Mouloud : On vient d’entendre l’abstentionniste.

Ouanissa Bachraoui : Michel Denisot disait plutôt sur ce plateau :”voter c’est gratuit, ne pas voter peut coûter cher.” Kiss, la France tu l’aimes, mais moi je l’aime plus que toi. Tu l’embrasses certainement, tu l’enlaces également, mais tu es prêt à la laisser périr dans ses tourments. Tu ne souhaites pas voter, car tu ne te reconnais pas dans leurs programmes, car tu ne t’identifies pas à ces hommes et cette femme que je ne nommerai pas. Mais ils ne me représentent pas non plus. Entre ceux qui fixent le prix du pain au chocolat, ou chocolatine à quelques centimes – 15 pour être précise – et ceux qui estiment le prix du ticket de métro à quatre euros, je me sens autant manipulée et rabaissée que toi par ce que j’entends à la télévision et par ce que je lis dans le métro. Mais ne pas voter, Kiss, c’est choisir l’extrême, ne pas voter, Kiss, c’est laisser s’imposer un climat de haine. Selon ton vote, ou ton abstention, tes amis pourront pratiquer leur religion ou non. Ils pourront exprimer leurs pensées, ou non. Diffuser leur art, ou non. Accéder à certaines fonctions, ou non. Jouir de leurs droits les plus basiques, ou non. Bref, tes amis pourront exister dignement, ou avoir une place fictive au sein de notre société. Nous sommes français lorsque Griezmann, ou “Grizou” comme j’aime à l’appeler, marque un but. Nous sommes encore français lorsqu’il s’agit de dégainer sa carte verte, communément appelée carte vitale, pour bénéficier de soins. Nous sommes aussi français dans la tragédie Kiss, mais nous sommes tristes, inquiets et en colère dans la tragédie. Alors, évitons celle qui se profile et qui ne cesse de gangrener le corps de notre République. Corps dont nous sommes la tête, les jambes, mais surtout le coeur. Battons à l’unisson, battons-nous ensemble et unissons nos forces parce que toi, plus lui, plus elle, plus tous ceux qui le veulent feront l’avenir de demain. Être français, tel est notre destin, et ce n’est pas une fatalité. Être français, c’est connaître hier et pouvoir maîtriser demain. Aujourd’hui, le jour de gloire s’éloigne, mais le jour de honte semble se rapprocher. Alors aux urnes citoyens, je ne vous demanderai pas de former vos bataillons, mais de prendre garde, car nous risquons d’entendre dans nos campagnes mugir des féroces soldats. Mais qu’ils soient tous prévenus, contre toutes les formes de tyrannie, notre carte d’électeur, elle, est élevée. En 2017, soyons ensemble, mobilisons-nous et votons.

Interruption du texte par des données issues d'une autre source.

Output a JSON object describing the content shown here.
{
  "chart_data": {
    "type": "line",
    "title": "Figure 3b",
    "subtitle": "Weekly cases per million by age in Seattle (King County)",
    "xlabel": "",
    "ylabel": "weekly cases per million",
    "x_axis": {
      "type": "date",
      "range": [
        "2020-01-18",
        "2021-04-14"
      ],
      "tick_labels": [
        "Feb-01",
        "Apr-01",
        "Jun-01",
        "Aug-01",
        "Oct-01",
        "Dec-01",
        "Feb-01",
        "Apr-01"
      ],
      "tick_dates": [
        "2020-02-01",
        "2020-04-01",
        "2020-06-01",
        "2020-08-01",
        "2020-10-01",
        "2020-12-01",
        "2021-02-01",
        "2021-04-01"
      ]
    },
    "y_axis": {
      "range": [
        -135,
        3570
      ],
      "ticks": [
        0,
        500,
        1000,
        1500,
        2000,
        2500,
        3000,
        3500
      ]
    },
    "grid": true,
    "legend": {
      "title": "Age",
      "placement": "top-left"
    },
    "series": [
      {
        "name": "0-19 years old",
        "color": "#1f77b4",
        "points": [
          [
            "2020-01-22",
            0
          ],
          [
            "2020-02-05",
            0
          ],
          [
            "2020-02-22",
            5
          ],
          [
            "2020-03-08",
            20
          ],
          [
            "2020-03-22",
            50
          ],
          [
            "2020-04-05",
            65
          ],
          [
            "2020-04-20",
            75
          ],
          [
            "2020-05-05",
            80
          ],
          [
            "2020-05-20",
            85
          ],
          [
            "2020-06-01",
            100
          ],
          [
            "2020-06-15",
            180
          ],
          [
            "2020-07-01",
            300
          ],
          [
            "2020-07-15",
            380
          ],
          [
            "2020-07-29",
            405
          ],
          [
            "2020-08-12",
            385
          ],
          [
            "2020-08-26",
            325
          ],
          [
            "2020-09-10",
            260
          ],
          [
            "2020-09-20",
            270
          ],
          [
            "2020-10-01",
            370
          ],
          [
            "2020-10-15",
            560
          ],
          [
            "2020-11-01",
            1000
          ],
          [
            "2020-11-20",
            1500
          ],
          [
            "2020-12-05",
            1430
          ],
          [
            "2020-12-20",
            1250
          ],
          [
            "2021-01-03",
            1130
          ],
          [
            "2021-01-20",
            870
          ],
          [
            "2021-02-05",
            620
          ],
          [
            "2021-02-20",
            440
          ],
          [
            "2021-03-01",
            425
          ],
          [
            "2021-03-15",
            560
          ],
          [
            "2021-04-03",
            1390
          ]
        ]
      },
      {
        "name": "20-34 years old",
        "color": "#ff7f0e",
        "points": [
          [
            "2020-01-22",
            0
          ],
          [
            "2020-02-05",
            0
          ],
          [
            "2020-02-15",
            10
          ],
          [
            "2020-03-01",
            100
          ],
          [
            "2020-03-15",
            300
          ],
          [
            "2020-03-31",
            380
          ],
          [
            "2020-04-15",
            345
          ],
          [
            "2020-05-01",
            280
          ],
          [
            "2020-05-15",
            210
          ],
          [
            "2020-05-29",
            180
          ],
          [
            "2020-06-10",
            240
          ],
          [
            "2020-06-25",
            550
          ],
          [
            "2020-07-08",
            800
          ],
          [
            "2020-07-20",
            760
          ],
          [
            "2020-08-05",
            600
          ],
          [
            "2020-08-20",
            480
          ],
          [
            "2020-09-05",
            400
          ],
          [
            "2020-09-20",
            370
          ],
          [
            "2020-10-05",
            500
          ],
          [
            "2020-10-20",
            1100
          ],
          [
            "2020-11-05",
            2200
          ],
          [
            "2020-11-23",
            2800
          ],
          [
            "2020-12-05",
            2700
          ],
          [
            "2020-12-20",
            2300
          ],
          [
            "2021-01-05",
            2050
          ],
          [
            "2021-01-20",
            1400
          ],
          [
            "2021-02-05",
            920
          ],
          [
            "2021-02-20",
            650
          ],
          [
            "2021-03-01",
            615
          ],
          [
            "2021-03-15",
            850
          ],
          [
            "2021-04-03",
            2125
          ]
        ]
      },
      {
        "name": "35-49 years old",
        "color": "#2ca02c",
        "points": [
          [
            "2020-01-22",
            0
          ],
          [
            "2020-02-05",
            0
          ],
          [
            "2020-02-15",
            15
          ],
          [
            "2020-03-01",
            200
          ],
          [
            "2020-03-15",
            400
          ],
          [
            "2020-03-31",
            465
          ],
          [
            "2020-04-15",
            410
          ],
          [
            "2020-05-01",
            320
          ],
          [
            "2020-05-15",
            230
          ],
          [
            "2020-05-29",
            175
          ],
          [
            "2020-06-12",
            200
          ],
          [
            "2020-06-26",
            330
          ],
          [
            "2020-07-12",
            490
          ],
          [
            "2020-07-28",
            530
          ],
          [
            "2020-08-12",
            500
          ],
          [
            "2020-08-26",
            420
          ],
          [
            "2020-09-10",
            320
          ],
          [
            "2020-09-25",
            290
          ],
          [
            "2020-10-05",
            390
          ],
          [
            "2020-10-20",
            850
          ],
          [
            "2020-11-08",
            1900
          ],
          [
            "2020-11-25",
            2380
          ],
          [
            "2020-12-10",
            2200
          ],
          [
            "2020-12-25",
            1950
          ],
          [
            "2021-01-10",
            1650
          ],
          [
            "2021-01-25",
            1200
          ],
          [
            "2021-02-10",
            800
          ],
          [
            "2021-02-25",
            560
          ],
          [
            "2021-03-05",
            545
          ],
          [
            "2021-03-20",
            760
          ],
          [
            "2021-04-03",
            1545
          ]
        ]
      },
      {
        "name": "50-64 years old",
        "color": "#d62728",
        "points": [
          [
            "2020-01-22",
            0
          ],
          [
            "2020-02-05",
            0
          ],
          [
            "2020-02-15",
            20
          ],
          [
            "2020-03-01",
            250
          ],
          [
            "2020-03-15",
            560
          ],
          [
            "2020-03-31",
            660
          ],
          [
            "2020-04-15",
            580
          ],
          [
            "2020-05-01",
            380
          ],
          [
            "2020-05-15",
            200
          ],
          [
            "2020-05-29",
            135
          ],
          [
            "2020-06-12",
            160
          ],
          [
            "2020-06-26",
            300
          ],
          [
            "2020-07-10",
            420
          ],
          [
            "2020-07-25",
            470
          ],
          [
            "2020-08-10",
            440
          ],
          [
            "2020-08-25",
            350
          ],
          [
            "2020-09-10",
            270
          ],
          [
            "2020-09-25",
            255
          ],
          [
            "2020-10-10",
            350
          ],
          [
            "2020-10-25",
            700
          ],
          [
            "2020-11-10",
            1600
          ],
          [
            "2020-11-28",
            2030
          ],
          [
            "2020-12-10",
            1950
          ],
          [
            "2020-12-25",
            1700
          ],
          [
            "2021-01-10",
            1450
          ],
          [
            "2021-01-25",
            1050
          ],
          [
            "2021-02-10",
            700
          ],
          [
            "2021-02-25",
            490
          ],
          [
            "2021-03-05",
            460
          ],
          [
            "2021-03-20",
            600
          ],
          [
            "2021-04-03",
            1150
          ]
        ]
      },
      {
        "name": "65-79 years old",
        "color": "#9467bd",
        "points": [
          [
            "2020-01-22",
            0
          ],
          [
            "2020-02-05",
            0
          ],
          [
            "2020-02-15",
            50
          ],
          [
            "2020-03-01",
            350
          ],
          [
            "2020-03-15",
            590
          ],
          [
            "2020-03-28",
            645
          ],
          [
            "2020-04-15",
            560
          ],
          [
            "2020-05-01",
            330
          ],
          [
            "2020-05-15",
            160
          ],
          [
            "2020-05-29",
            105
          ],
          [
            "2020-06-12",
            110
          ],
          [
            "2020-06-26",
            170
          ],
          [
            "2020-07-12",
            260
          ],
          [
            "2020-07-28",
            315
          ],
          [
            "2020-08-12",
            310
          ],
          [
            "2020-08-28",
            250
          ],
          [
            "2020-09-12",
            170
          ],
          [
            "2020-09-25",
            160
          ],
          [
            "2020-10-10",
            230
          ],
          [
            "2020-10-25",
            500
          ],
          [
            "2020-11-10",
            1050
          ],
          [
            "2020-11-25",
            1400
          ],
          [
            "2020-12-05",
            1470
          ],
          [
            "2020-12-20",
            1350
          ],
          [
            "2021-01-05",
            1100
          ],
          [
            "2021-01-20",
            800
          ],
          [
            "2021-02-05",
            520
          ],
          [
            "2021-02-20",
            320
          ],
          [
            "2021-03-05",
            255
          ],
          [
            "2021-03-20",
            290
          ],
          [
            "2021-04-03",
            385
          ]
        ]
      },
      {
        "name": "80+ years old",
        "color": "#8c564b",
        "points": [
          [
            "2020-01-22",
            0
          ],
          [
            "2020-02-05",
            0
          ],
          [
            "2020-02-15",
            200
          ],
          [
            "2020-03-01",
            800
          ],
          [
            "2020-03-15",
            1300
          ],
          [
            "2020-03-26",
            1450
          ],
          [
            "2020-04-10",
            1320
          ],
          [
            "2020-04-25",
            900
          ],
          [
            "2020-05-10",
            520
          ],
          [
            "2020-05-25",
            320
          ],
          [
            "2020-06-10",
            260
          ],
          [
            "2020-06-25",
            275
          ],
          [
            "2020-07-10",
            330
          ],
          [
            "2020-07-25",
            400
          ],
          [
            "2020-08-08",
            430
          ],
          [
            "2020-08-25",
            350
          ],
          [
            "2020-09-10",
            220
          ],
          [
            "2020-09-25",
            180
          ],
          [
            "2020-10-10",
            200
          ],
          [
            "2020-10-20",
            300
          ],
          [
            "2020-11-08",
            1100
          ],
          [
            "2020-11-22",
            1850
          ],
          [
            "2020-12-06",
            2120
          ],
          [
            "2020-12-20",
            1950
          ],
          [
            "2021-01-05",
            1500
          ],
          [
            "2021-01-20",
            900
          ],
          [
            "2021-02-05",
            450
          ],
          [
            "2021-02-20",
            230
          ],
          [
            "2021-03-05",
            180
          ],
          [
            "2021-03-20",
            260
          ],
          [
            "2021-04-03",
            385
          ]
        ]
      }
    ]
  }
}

Mouloud : Je crois que je vais aller voter, j’ai été convaincu là. Kiss, je ne vais pas m’abstenir. On va aller voter, on va prendre notre carte d’électeur et on va aller sauver la France parce que je pense que la dernière personne à pouvoir les sauver, c’est tous les Français avec leurs cartes d’électeurs. Merci beaucoup d’avoir regardé le Gros Journal, le film “À voix haute” sort en salle cette semaine. On se retrouve demain à la même heure, sur Canal +, allez voter et à demain.